Zurück zu unserer Korrekturaufgabe: Als nächstes hellen wir die dunkelsten Partien unseres Fotos minimal auf, indem wir den Regler für "Schatten" auf die Position 2 stellen. Das mag widersprüchlich klingen: Erst haben wir die grauen und dunklen Teile im Histogramm abgedunkelt, jetzt hellen wir sie über den Schattenregler wieder auf?
Es hat aber Methode. Denn der Schattenregler sorgt dafür, den
dunkelsten Bereichen eines Fotos Struktur zu geben – also genau den Bereichen, die durch unsere Antigrauschleieraktion nun etwas "abgesoffen" sind, denn aus vormals 16% Helligkeit (und allem, was darunter lag) wurde bekanntlich 0%, also tiefstes Schwarz. Der Schattenregler spreizt die dunkelsten Partien, sorgt also zum Beispiel dafür, dass die Bereiche mit den Histogramm-Helligkeitswerten 0%-3% anschließend den breiteren Bereich 0%-8% abdecken. Und in diesem Bereich kann das Auge des Betrachters dann auch wieder Strukturen ausmachen, die ihm bei 0%-3% verborgen bleiben.

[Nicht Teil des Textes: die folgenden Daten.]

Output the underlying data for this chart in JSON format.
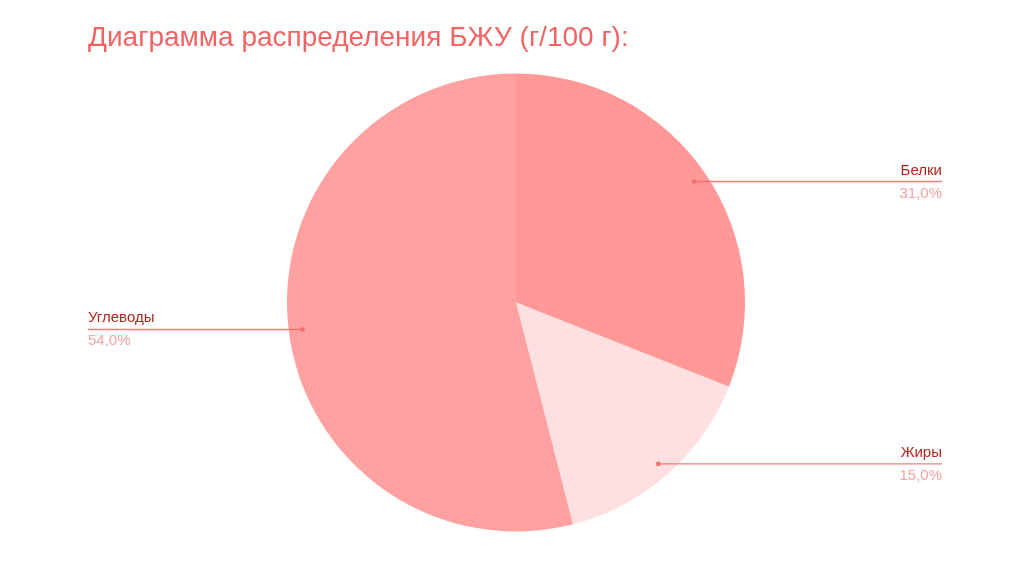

Zu guter Letzt ändern wir noch die Färbung des Motivs um 4 kleine Positionen in Richtung "rot", um die Übermacht des grünen Laubwerks einzudämmen. Auch wollen wir vermeiden, dass das Fell unseres adretten Elly einen unnatürlichen Grünstich aufweist. Grünstiche wirken bei Säugetieren ungesund, und unser Elly ist zwar alt, aber noch sehr lebendig!
Und das war es dann auch schon. Mit diesen wenigen, aber
durchdachten Änderungen, sieht unser Affenfoto nun folgendermaßen aus:
Da soll nochmal jemand behaupten, dass es Smog in Indien gäbe!